Last year we saw law firms blame male-heavy senior teams for skewing the pay gap figures, but there really are no excuses. Firms need to review their pay structures and ensure that everyone at the same level is paid the same. It is not good enough to say that a new recruit was paid less in her last role so should start at a lower salary than male colleagues. Firms must pay people equally if they have equal value to the business.
Gender pay gap reporting is vital in the fight for equality. A lack of pay transparency is one of the main barriers to women’s progress in the law and although early on in a private practice career pay grades are very clear, it is at senior levels where there is less transparency and the pay gap widens.
Reporting gives visibility to the problem. Now we have the knowledge, action needs to follow. I would like to see the results of pay gap reporting drive client buying decisions – that is how we will see real change. Whilst senior in-house lawyers have publicly stated they will insist on diversity from the law firms they instruct, on gender pay gaps many find themselves in companies that also face this problem.

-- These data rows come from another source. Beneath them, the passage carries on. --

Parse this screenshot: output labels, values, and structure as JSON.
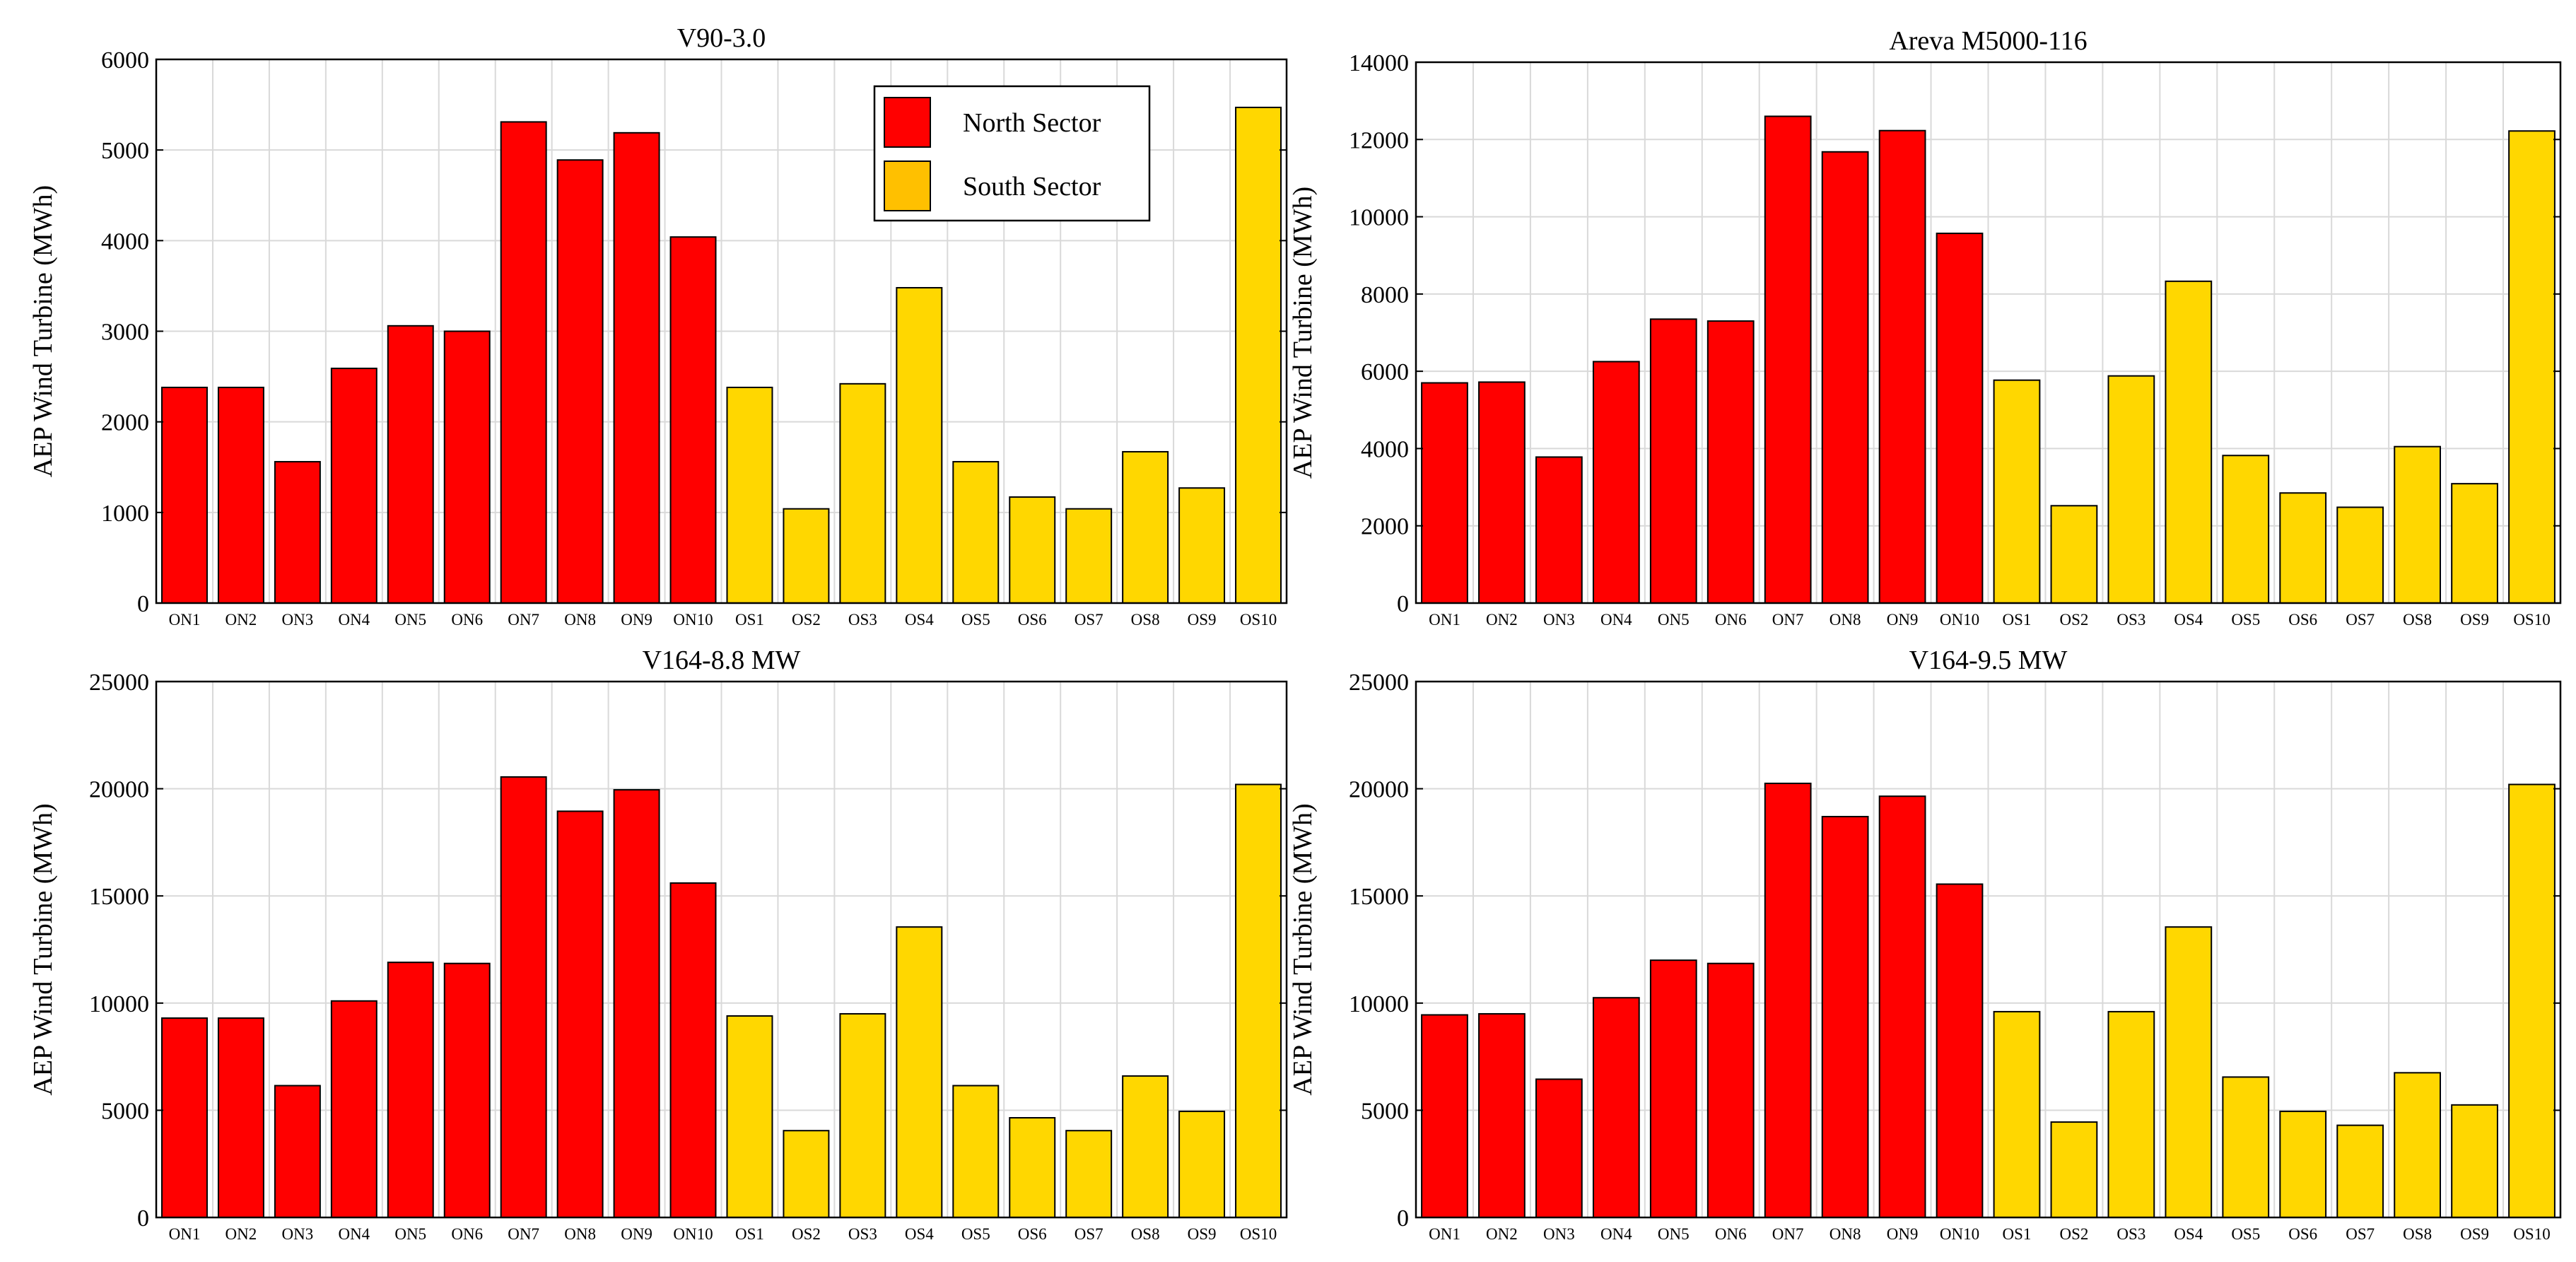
{
  "chart_data": [
    {
      "type": "bar",
      "title": "V90-3.0",
      "xlabel": "",
      "ylabel": "AEP Wind Turbine (MWh)",
      "ylim": [
        0,
        6000
      ],
      "yticks": [
        0,
        1000,
        2000,
        3000,
        4000,
        5000,
        6000
      ],
      "grid": true,
      "categories": [
        "ON1",
        "ON2",
        "ON3",
        "ON4",
        "ON5",
        "ON6",
        "ON7",
        "ON8",
        "ON9",
        "ON10",
        "OS1",
        "OS2",
        "OS3",
        "OS4",
        "OS5",
        "OS6",
        "OS7",
        "OS8",
        "OS9",
        "OS10"
      ],
      "series": [
        {
          "name": "North Sector",
          "color": "#ff0000",
          "values": [
            2380,
            2380,
            1560,
            2590,
            3060,
            3000,
            5310,
            4890,
            5190,
            4040,
            null,
            null,
            null,
            null,
            null,
            null,
            null,
            null,
            null,
            null
          ]
        },
        {
          "name": "South Sector",
          "color": "#ffd700",
          "values": [
            null,
            null,
            null,
            null,
            null,
            null,
            null,
            null,
            null,
            null,
            2380,
            1040,
            2420,
            3480,
            1560,
            1170,
            1040,
            1670,
            1270,
            5470
          ]
        }
      ],
      "legend": {
        "position": "top-right"
      }
    },
    {
      "type": "bar",
      "title": "Areva M5000-116",
      "xlabel": "",
      "ylabel": "AEP Wind Turbine (MWh)",
      "ylim": [
        0,
        14000
      ],
      "yticks": [
        0,
        2000,
        4000,
        6000,
        8000,
        10000,
        12000,
        14000
      ],
      "grid": true,
      "categories": [
        "ON1",
        "ON2",
        "ON3",
        "ON4",
        "ON5",
        "ON6",
        "ON7",
        "ON8",
        "ON9",
        "ON10",
        "OS1",
        "OS2",
        "OS3",
        "OS4",
        "OS5",
        "OS6",
        "OS7",
        "OS8",
        "OS9",
        "OS10"
      ],
      "series": [
        {
          "name": "North Sector",
          "color": "#ff0000",
          "values": [
            5700,
            5720,
            3780,
            6250,
            7350,
            7300,
            12600,
            11680,
            12230,
            9570,
            null,
            null,
            null,
            null,
            null,
            null,
            null,
            null,
            null,
            null
          ]
        },
        {
          "name": "South Sector",
          "color": "#ffd700",
          "values": [
            null,
            null,
            null,
            null,
            null,
            null,
            null,
            null,
            null,
            null,
            5770,
            2520,
            5880,
            8330,
            3820,
            2850,
            2480,
            4050,
            3090,
            12220
          ]
        }
      ]
    },
    {
      "type": "bar",
      "title": "V164-8.8 MW",
      "xlabel": "",
      "ylabel": "AEP Wind Turbine (MWh)",
      "ylim": [
        0,
        25000
      ],
      "yticks": [
        0,
        5000,
        10000,
        15000,
        20000,
        25000
      ],
      "grid": true,
      "categories": [
        "ON1",
        "ON2",
        "ON3",
        "ON4",
        "ON5",
        "ON6",
        "ON7",
        "ON8",
        "ON9",
        "ON10",
        "OS1",
        "OS2",
        "OS3",
        "OS4",
        "OS5",
        "OS6",
        "OS7",
        "OS8",
        "OS9",
        "OS10"
      ],
      "series": [
        {
          "name": "North Sector",
          "color": "#ff0000",
          "values": [
            9300,
            9300,
            6150,
            10100,
            11900,
            11850,
            20550,
            18950,
            19950,
            15600,
            null,
            null,
            null,
            null,
            null,
            null,
            null,
            null,
            null,
            null
          ]
        },
        {
          "name": "South Sector",
          "color": "#ffd700",
          "values": [
            null,
            null,
            null,
            null,
            null,
            null,
            null,
            null,
            null,
            null,
            9400,
            4050,
            9500,
            13550,
            6150,
            4650,
            4050,
            6600,
            4950,
            20200
          ]
        }
      ]
    },
    {
      "type": "bar",
      "title": "V164-9.5 MW",
      "xlabel": "",
      "ylabel": "AEP Wind Turbine (MWh)",
      "ylim": [
        0,
        25000
      ],
      "yticks": [
        0,
        5000,
        10000,
        15000,
        20000,
        25000
      ],
      "grid": true,
      "categories": [
        "ON1",
        "ON2",
        "ON3",
        "ON4",
        "ON5",
        "ON6",
        "ON7",
        "ON8",
        "ON9",
        "ON10",
        "OS1",
        "OS2",
        "OS3",
        "OS4",
        "OS5",
        "OS6",
        "OS7",
        "OS8",
        "OS9",
        "OS10"
      ],
      "series": [
        {
          "name": "North Sector",
          "color": "#ff0000",
          "values": [
            9450,
            9500,
            6450,
            10250,
            12000,
            11850,
            20250,
            18700,
            19650,
            15550,
            null,
            null,
            null,
            null,
            null,
            null,
            null,
            null,
            null,
            null
          ]
        },
        {
          "name": "South Sector",
          "color": "#ffd700",
          "values": [
            null,
            null,
            null,
            null,
            null,
            null,
            null,
            null,
            null,
            null,
            9600,
            4450,
            9600,
            13550,
            6550,
            4950,
            4300,
            6750,
            5250,
            20200
          ]
        }
      ]
    }
  ],
  "legend": {
    "entries": [
      {
        "label": "North Sector",
        "color": "#ff0000"
      },
      {
        "label": "South Sector",
        "color": "#ffc000"
      }
    ]
  }
}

This means they are less likely to put their heads above the parapet to demand change from their suppliers.
The publicity generated by reporting also raises awareness amongst women of what their rights are and how their own firm performs. Women at poorly performing firms need to speak out and demand equal pay when they know they are being paid less than men – it is after all against the law. Long term firms need to wake up to the fact that ensuring equal pay means retaining talented women who, if they see they are being undervalued, will begin to look elsewhere.